Plus troublant encore que le fait que je sois documenté à mon insu, était la vision que BJ avait de moi. Dans le brouillon, j'apparaissais sans cœur. Quand nous avons quitté la maison d'Aisha, Sandra était désespérée. Mais BJ m' a décrite comme dure et impassible. Est-ce que c'est ce que BJ pensait que j'étais ? Pouvais-je lui dire que je pensais que son portrait de moi était peu flatteur ? Au lieu de cela, j'ai dit : "Ai-je vraiment dit à Sandra qu'il y avait beaucoup de pauvres au Maroc et qu'Aïcha n'en était qu'un de plus ? C'est plutôt insensible ! Je ne pense pas l'avoir dit tout à fait comme ça".

Cher BJ. Elle a compris. Et quand le livre est sorti, sa description de moi était beaucoup plus douce. Mais j'avais appris ma leçon d'écrivain ce jour-là : les détails peuvent être réarrangés. C'est l'histoire qui compte.

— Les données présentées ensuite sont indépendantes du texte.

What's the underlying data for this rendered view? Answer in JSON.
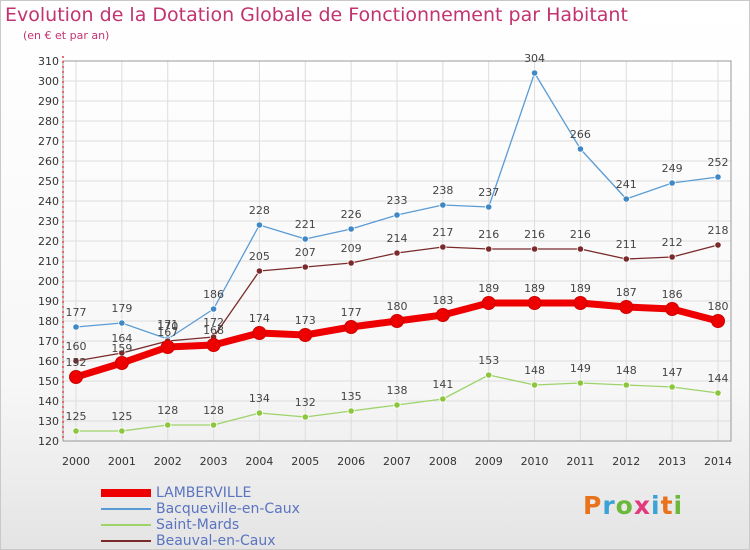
{
  "header": {
    "title": "Evolution de la Dotation Globale de Fonctionnement par Habitant",
    "subtitle": "(en € et par an)"
  },
  "logo": {
    "text": "Proxiti",
    "colors": [
      "#e8731c",
      "#3aa2d5",
      "#6bb83a",
      "#e23a7c",
      "#3aa2d5",
      "#e8731c",
      "#6bb83a"
    ]
  },
  "chart_data": {
    "type": "line",
    "x": [
      "2000",
      "2001",
      "2002",
      "2003",
      "2004",
      "2005",
      "2006",
      "2007",
      "2008",
      "2009",
      "2010",
      "2011",
      "2012",
      "2013",
      "2014"
    ],
    "ylim": [
      120,
      310
    ],
    "yticks": [
      120,
      130,
      140,
      150,
      160,
      170,
      180,
      190,
      200,
      210,
      220,
      230,
      240,
      250,
      260,
      270,
      280,
      290,
      300,
      310
    ],
    "grid": true,
    "legend_position": "bottom-left",
    "series": [
      {
        "name": "Bacqueville-en-Caux",
        "color": "#5b9bd5",
        "marker": "#3f88c5",
        "values": [
          177,
          179,
          171,
          186,
          228,
          221,
          226,
          233,
          238,
          237,
          304,
          266,
          241,
          249,
          252
        ]
      },
      {
        "name": "Beauval-en-Caux",
        "color": "#7a2a2a",
        "marker": "#7a2a2a",
        "values": [
          160,
          164,
          170,
          172,
          205,
          207,
          209,
          214,
          217,
          216,
          216,
          216,
          211,
          212,
          218
        ]
      },
      {
        "name": "Saint-Mards",
        "color": "#9ed36a",
        "marker": "#8cc63f",
        "values": [
          125,
          125,
          128,
          128,
          134,
          132,
          135,
          138,
          141,
          153,
          148,
          149,
          148,
          147,
          144
        ]
      },
      {
        "name": "LAMBERVILLE",
        "color": "#ee0000",
        "marker": "#ee0000",
        "values": [
          152,
          159,
          167,
          168,
          174,
          173,
          177,
          180,
          183,
          189,
          189,
          189,
          187,
          186,
          180
        ]
      }
    ],
    "legend_order": [
      "LAMBERVILLE",
      "Bacqueville-en-Caux",
      "Saint-Mards",
      "Beauval-en-Caux"
    ]
  }
}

Et nous la racontons tous de notre propre point de vue.

 


 

BJ Fernea est décédée le 2 décembre 2008. J'ai choisi de ne pas croire que les sujets ethnographiques ont une mort prématurée, mais sa vie d'écrivain ethnographique semblait trop brève. Il s'est avéré que mon professeur avait tort ; BJ n'était pas conservatrice. Elle avait un sens aigu de l'observation, ne se décourageait pas et défendait farouchement les femmes du Moyen-Orient et d'Afrique du Nord, en particulier celles qui étaient ses étudiantes.

Écrire sur des personnes issues de cultures et de classes différentes comporte toujours des défis éthiques. BJ n'a pas reculé devant eux. Elle était avant tout un écrivain, et c'est à elle de raconter ses histoires. Nous en sommes tous plus riches.

 

Deborah Kapchan est écrivain, traductrice, ethnographe et professeur de Performance Studies à l'université de New York. Boursière Guggenheim, elle est l'auteur de Gender on the Market : Moroccan Women and the Revoicing of Tradition (1996), Traveling Spirit Masters : Moroccan Music and Trance in the Global Marketplace (2007), ainsi que d'autres ouvrages sur le son, la narration et la poétique. Elle a traduit et édité un volume intitulé Poetic Justice : An Anthology of Moroccan Contemporary Poetry (2020), qui a été sélectionné pour le prix national de traduction de l'ALTA pour la poésie.